A massive budget deficit is only a problem for those who have to pay it, for capital it is an attractive investing opportunity. While this may not be sustainable in the long run, people like Dick Cheney understand that in the long run they will all be dead anyway and so you might as well make hay while the sun shines.
Fixing Medicare means hard work and hard choices. Phasing out Social Security means easy money for Wall Street and the opportunity to piss on FDRs grave. Medicare hard, Social Security easy. Republicans realize that full well and any appeal to "Fix Medicare First" will, I suspect strongly, fall on deaf ears.

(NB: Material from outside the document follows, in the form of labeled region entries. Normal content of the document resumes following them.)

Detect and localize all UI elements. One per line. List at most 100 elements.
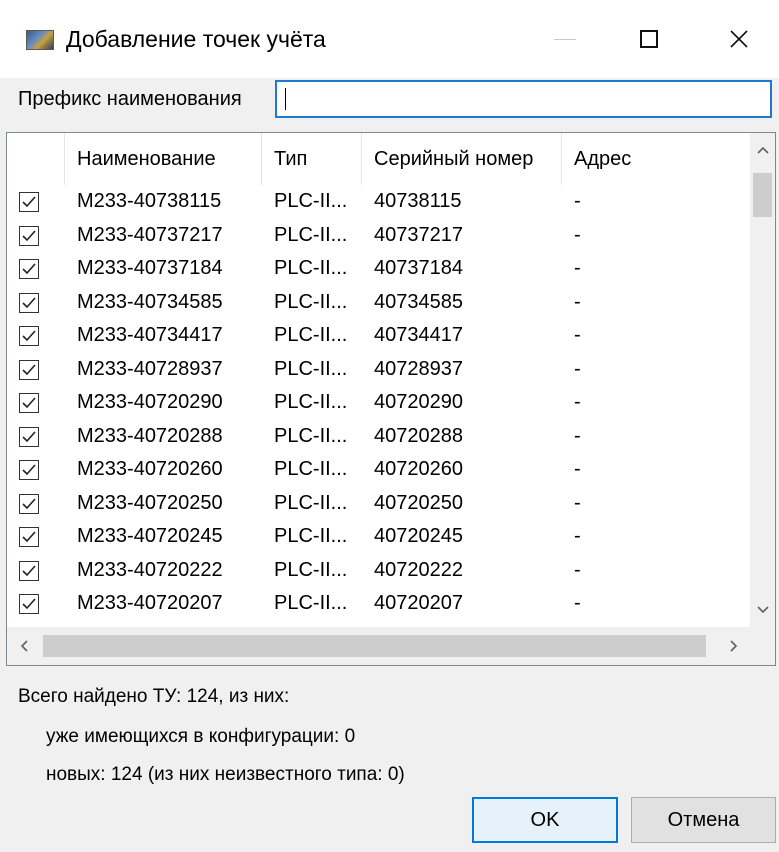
table-row[interactable]: M233-40734585 PLC-II... 40734585 -: [7, 286, 751, 320]
dialog-window: Добавление точек учёта Префикс наименова…: [0, 0, 779, 852]
cell-serial: 40728937: [374, 357, 463, 380]
cell-type: PLC-II...: [274, 525, 348, 548]
table-row[interactable]: M233-40720245 PLC-II... 40720245 -: [7, 520, 751, 554]
cell-serial: 40720260: [374, 458, 463, 481]
cell-name: M233-40737217: [77, 223, 223, 246]
row-checkbox[interactable]: [19, 426, 39, 447]
cell-address: -: [574, 290, 581, 313]
column-header-serial[interactable]: Серийный номер: [362, 133, 562, 185]
cell-name: M233-40734585: [77, 290, 223, 313]
row-checkbox-cell: [7, 185, 65, 219]
summary-new: новых: 124 (из них неизвестного типа: 0): [46, 764, 405, 785]
row-checkbox-cell: [7, 587, 65, 621]
column-header-type[interactable]: Тип: [262, 133, 362, 185]
row-checkbox[interactable]: [19, 225, 39, 246]
table-row[interactable]: M233-40720288 PLC-II... 40720288 -: [7, 420, 751, 454]
cell-type: PLC-II...: [274, 391, 348, 414]
checkmark-icon: [22, 229, 36, 241]
row-checkbox-cell: [7, 386, 65, 420]
row-checkbox[interactable]: [19, 326, 39, 346]
row-checkbox-cell: [7, 453, 65, 487]
row-checkbox-cell: [7, 319, 65, 353]
cell-type: PLC-II...: [274, 223, 348, 246]
cell-address: -: [574, 424, 581, 447]
cell-name: M233-40720290: [77, 391, 223, 414]
scroll-left-button[interactable]: [9, 627, 39, 665]
maximize-button[interactable]: [620, 0, 678, 78]
chevron-up-icon: [756, 146, 769, 154]
row-checkbox[interactable]: [19, 527, 39, 547]
checkmark-icon: [22, 464, 36, 476]
table-row[interactable]: M233-40737184 PLC-II... 40737184 -: [7, 252, 751, 286]
row-checkbox-cell: [7, 520, 65, 554]
cell-address: -: [574, 257, 581, 280]
row-checkbox[interactable]: [19, 292, 39, 313]
cell-name: M233-40737184: [77, 257, 223, 280]
table-row[interactable]: M233-40720290 PLC-II... 40720290 -: [7, 386, 751, 420]
scroll-right-button[interactable]: [719, 627, 749, 665]
cell-serial: 40720288: [374, 424, 463, 447]
cell-address: -: [574, 223, 581, 246]
maximize-icon: [640, 30, 658, 48]
minimize-button[interactable]: [536, 0, 594, 78]
points-list[interactable]: Наименование Тип Серийный номер Адрес M2…: [6, 132, 776, 666]
checkmark-icon: [22, 430, 36, 442]
cell-address: -: [574, 525, 581, 548]
cell-name: M233-40738115: [77, 190, 222, 213]
cell-name: M233-40720222: [77, 558, 223, 581]
close-button[interactable]: [710, 0, 768, 78]
row-checkbox[interactable]: [19, 460, 39, 480]
cell-type: PLC-II...: [274, 458, 348, 481]
cancel-button[interactable]: Отмена: [631, 797, 776, 843]
prefix-input[interactable]: [275, 80, 772, 118]
row-checkbox[interactable]: [19, 594, 39, 614]
list-header: Наименование Тип Серийный номер Адрес: [7, 133, 751, 185]
table-row[interactable]: M233-40734417 PLC-II... 40734417 -: [7, 319, 751, 353]
cell-type: PLC-II...: [274, 190, 348, 213]
cell-address: -: [574, 391, 581, 414]
cell-serial: 40738115: [374, 190, 462, 213]
cell-type: PLC-II...: [274, 257, 348, 280]
row-checkbox[interactable]: [19, 259, 39, 279]
cell-type: PLC-II...: [274, 592, 348, 615]
cell-name: M233-40720250: [77, 491, 223, 514]
header-checkbox-column[interactable]: [7, 133, 65, 185]
cell-type: PLC-II...: [274, 424, 348, 447]
horizontal-scroll-thumb[interactable]: [43, 635, 706, 657]
cell-address: -: [574, 324, 581, 347]
row-checkbox[interactable]: [19, 493, 39, 514]
cell-serial: 40734585: [374, 290, 463, 313]
column-header-name[interactable]: Наименование: [65, 133, 262, 185]
summary-total: Всего найдено ТУ: 124, из них:: [18, 686, 290, 707]
table-row[interactable]: M233-40720222 PLC-II... 40720222 -: [7, 554, 751, 588]
row-checkbox[interactable]: [19, 359, 39, 380]
row-checkbox[interactable]: [19, 393, 39, 413]
cell-type: PLC-II...: [274, 558, 348, 581]
window-title: Добавление точек учёта: [66, 26, 326, 52]
scroll-down-button[interactable]: [750, 597, 775, 623]
scroll-up-button[interactable]: [750, 137, 775, 163]
checkmark-icon: [22, 363, 36, 375]
cell-type: PLC-II...: [274, 357, 348, 380]
summary-existing: уже имеющихся в конфигурации: 0: [46, 726, 356, 747]
table-row[interactable]: M233-40720207 PLC-II... 40720207 -: [7, 587, 751, 621]
row-checkbox-cell: [7, 219, 65, 253]
table-row[interactable]: M233-40737217 PLC-II... 40737217 -: [7, 219, 751, 253]
horizontal-scrollbar[interactable]: [7, 627, 775, 665]
cell-address: -: [574, 357, 581, 380]
row-checkbox-cell: [7, 554, 65, 588]
cell-name: M233-40720260: [77, 458, 223, 481]
column-header-address[interactable]: Адрес: [562, 133, 751, 185]
table-row[interactable]: M233-40720250 PLC-II... 40720250 -: [7, 487, 751, 521]
checkmark-icon: [22, 330, 36, 342]
table-row[interactable]: M233-40738115 PLC-II... 40738115 -: [7, 185, 751, 219]
vertical-scrollbar[interactable]: [750, 133, 775, 627]
checkmark-icon: [22, 196, 36, 208]
checkmark-icon: [22, 531, 36, 543]
ok-button[interactable]: OK: [472, 797, 618, 843]
row-checkbox[interactable]: [19, 192, 39, 212]
table-row[interactable]: M233-40728937 PLC-II... 40728937 -: [7, 353, 751, 387]
vertical-scroll-thumb[interactable]: [753, 173, 772, 217]
table-row[interactable]: M233-40720260 PLC-II... 40720260 -: [7, 453, 751, 487]
row-checkbox[interactable]: [19, 560, 39, 581]
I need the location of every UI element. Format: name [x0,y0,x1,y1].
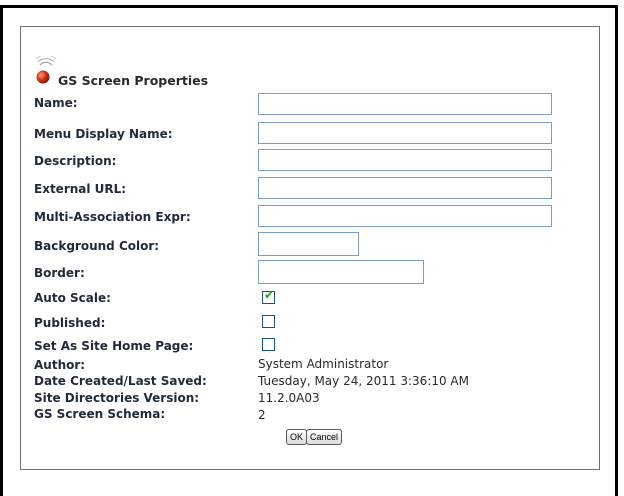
published-checkbox[interactable] [262,315,275,328]
published-label: Published: [34,316,106,330]
page-title: GS Screen Properties [58,73,209,88]
date-saved-value: Tuesday, May 24, 2011 3:36:10 AM [258,374,469,388]
auto-scale-label: Auto Scale: [34,291,111,305]
menu-display-name-input[interactable] [258,122,552,144]
background-color-label: Background Color: [34,239,160,253]
date-saved-label: Date Created/Last Saved: [34,374,207,388]
site-home-page-label: Set As Site Home Page: [34,339,194,353]
schema-value: 2 [258,408,266,422]
site-dir-version-value: 11.2.0A03 [258,391,320,405]
broadcast-orb-icon [35,56,56,84]
site-home-page-checkbox[interactable] [262,338,275,351]
description-label: Description: [34,154,117,168]
cancel-button[interactable]: Cancel [306,429,343,445]
site-dir-version-label: Site Directories Version: [34,391,200,405]
menu-display-name-label: Menu Display Name: [34,127,173,141]
author-label: Author: [34,358,86,372]
external-url-label: External URL: [34,182,127,196]
auto-scale-checkbox[interactable]: ✔ [262,288,275,304]
name-label: Name: [34,96,78,110]
multi-association-expr-label: Multi-Association Expr: [34,210,191,224]
border-label: Border: [34,266,85,280]
description-input[interactable] [258,149,552,171]
border-input[interactable] [258,260,424,284]
background-color-input[interactable] [258,232,359,256]
schema-label: GS Screen Schema: [34,407,166,421]
author-value: System Administrator [258,357,389,371]
external-url-input[interactable] [258,177,552,199]
multi-association-expr-input[interactable] [258,205,552,227]
name-input[interactable] [258,93,552,115]
ok-button[interactable]: OK [286,429,308,445]
checkmark-icon: ✔ [264,288,275,302]
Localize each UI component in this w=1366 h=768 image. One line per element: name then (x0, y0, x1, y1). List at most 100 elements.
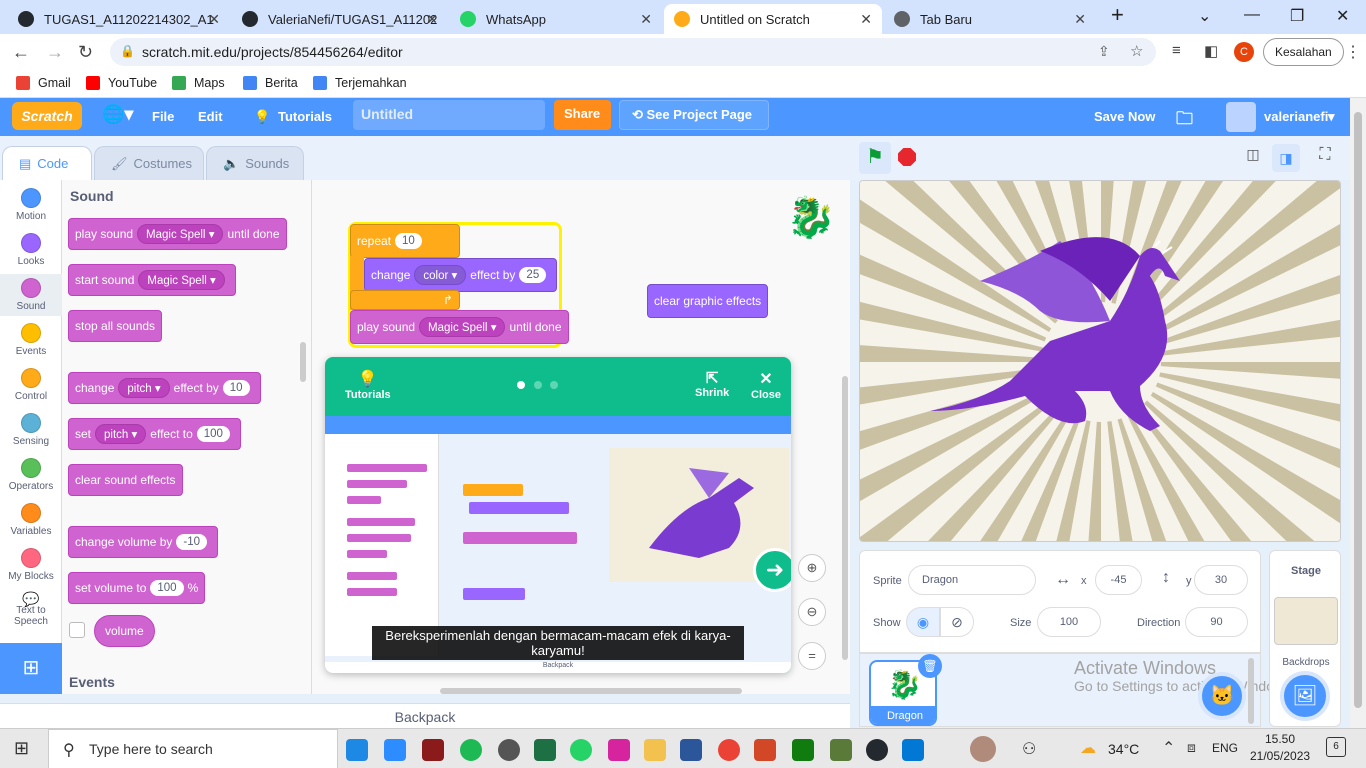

Finally Social Security is not at risk. At least in any economic environment that is not ruinous anyway. "If Privatization is Necessary it won't be Possible. If Privatization is Possible it won't be Necessary." Truer today than when I coined it back in 1997. If we can negotiate a path that gets us beyond the health care financing crisis, the current General Fund deficit, the housing bubble and our growing foreign debt, all big Ifs, Social Security will be saved along the way. If everything goes smash the stock market will be the last place you want to have your assets. Normal economic growth totally finances Social Security and it is long past the time that we collectively accepted that an refocused on the bottom line of putting this country on a sustainable economic path overall.
August 4, 2006 7:35 AM | Reply | Permalink
I agree. In fact it is an opportunity to mold the debate for the better.
Does anyone on the thread know how the Republican Governor of Massachusetts plan is working out?
It would be quite humorous if we could use the Massachusetts plan to prove that our proposal was bi-partizan and hammer the Washington Republicans for being obstructionist.
This is the kind of triangulation Democrats should practice, triangulation that leads towards our principles instead of away from them.